The anti-lice pesticide at the centre of an egg safety scandal in the Netherlands may have been used on Dutch farms as early as June 2016, the Volkskrant said on Wednesday.
The company at the centre of the scandal, Barneveld-based Chickfriend, was treating poultry for lice last year and there is no reason to believe that the product did not contain fipronil at that time, the paper said.
The Dutch food and product safety board NVWA told the paper that eggs containing the banned pesticide fipronil could have been sold in Dutch shops since then, but said: ‘we have no way of checking because the eggs have been eaten’.
Chickfriend is now thought to have bought the pesticide from a Belgian supplier and investigators are now trying to find out if the Dutch firm was aware the product, said to be based on natural oils such as eucalyptus, contained fipronil. The pesticide is classed as ‘moderately hazardous pesticide’ by the World Health Organisation.
On Tuesday the NVWA warned that one batch of eggs poses ‘acute danger’ to human health and eggs from at least 27 other farms should not be eaten by children.
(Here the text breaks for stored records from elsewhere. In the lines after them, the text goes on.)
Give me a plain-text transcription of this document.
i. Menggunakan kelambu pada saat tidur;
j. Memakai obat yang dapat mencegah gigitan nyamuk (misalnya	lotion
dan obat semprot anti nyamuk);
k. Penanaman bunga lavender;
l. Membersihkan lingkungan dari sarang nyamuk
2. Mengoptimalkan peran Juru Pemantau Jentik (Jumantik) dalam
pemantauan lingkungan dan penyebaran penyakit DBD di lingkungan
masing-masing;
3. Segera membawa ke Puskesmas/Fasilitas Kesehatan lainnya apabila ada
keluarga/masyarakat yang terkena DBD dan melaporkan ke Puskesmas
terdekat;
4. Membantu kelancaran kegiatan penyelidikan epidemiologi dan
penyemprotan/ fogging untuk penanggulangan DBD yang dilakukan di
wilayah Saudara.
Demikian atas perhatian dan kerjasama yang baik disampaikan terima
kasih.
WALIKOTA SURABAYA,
But on Tuesday evening the organisations deputy director told Nieuwsuur that consumers should reduce or stop eating eggs until the samples from almost 200 suspect farms had been checked.
His comments were condemned later by poultry farmers who called them alarmist and unwarranted.
In total, 180 Dutch poultry farms were on the Chickfriend customer list.
At the same time, a criminal investigation is underway and several poultry farm owners say they are holding Chickfriend responsible for thousands of euros in damages. The company’s website has been taken down and the phone is not being answered.
The scandal has since spread from the Belgian supplier to clients in Germany, England, France and Poland where the anti-lice product was also sold, Trouw reported on Wednesday.
The Netherlands has almost 1,000 lay hen factory farms producing 11 billion eggs a year, of which over half are exported, mainly to Germany.